The algorithm class must implement certain methods to operate with upstream processes. These methods are the entry points to an algorithm, where the data and options are specified as arguments.

Methods

Method Required Arguments
__init__ yes self, options
fit yes self, df, options
apply only for saved models self, df, options
register_codecs only for saved models (none)
partial_fit no self, df, options
summary no self, options

Arguments

Argument Description
options A dictionary of information from the search, for example:
{
 	 'args': [u'sepal_width', u'petal*'],
	 'params': {u'fit_intercept': u't'},
	 'feature_variables': ['petal*'],
	 'target_variable': ['sepal_width']
	 'algo_name': u'LinearRegression',
 }

This dictionary of options includes:

- args (list) - a list of the fields used
- params (dict) - any parameters (key-value) pairs in the search
- feature_variables (list) - fields to be used as features
- target_variable (list) - the target field for prediction
- algo_name (str) - the name of algorithm

Other keys that may exist depending on the search:

- model_name (str) - the name of the model being saved ('into' clause)
- output_name (str) - the name of the output ('as' clause)
df A pandas DataFrame of the input data from the search results.
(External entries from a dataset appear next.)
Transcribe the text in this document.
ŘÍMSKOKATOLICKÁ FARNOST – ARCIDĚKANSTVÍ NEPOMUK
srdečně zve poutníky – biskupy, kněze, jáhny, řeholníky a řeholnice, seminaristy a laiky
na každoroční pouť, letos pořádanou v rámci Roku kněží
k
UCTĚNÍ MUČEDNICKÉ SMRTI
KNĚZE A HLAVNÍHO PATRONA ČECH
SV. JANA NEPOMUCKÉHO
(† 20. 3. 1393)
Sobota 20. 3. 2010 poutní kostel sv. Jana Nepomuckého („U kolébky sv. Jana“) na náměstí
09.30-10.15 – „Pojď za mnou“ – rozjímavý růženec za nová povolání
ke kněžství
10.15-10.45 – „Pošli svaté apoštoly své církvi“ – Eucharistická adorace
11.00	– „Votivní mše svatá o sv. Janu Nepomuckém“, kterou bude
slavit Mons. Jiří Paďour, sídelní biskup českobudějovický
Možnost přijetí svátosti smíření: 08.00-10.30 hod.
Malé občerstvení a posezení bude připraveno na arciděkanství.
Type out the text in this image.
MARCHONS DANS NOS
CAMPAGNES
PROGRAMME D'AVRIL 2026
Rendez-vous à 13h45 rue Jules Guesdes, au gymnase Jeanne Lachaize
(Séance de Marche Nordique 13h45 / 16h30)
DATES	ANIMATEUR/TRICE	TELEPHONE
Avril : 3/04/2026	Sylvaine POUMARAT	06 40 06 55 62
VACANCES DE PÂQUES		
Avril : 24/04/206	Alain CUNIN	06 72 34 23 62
See

http://pandas.pydata.org/pandas-docs/stable/generated/pandas.DataFrame.html.

Attributes

Inside of the fit method, two attributes can be attached to self by the search command.

Attribute Description
self.feature_variables list - the wildcard matched list of fields present from the search
self.target_variable str - the name of the target field (only present if from-clause is used)

BaseAlgo class

A custom algorithm template for you to use is provided below.

from base import BaseAlgo


class CustomAlgoTemplate(BaseAlgo):
    def __init__(self, options):
        # Option checking & initializations here
        pass

    def fit(self, df, options):
        # Fit an estimator to df, a pandas DataFrame of the search results
        pass

    def partial_fit(self, df, options):
        # Incrementally fit a model
        pass

    def apply(self, df, options):
        # Apply a saved model
        # Modify df, a pandas DataFrame of the search results
        return df

    @staticmethod
    def register_codecs():
        # Add codecs to the codec manager
        pass

Using the template above in a search, as in the example below, simply reflects the input data back to the search.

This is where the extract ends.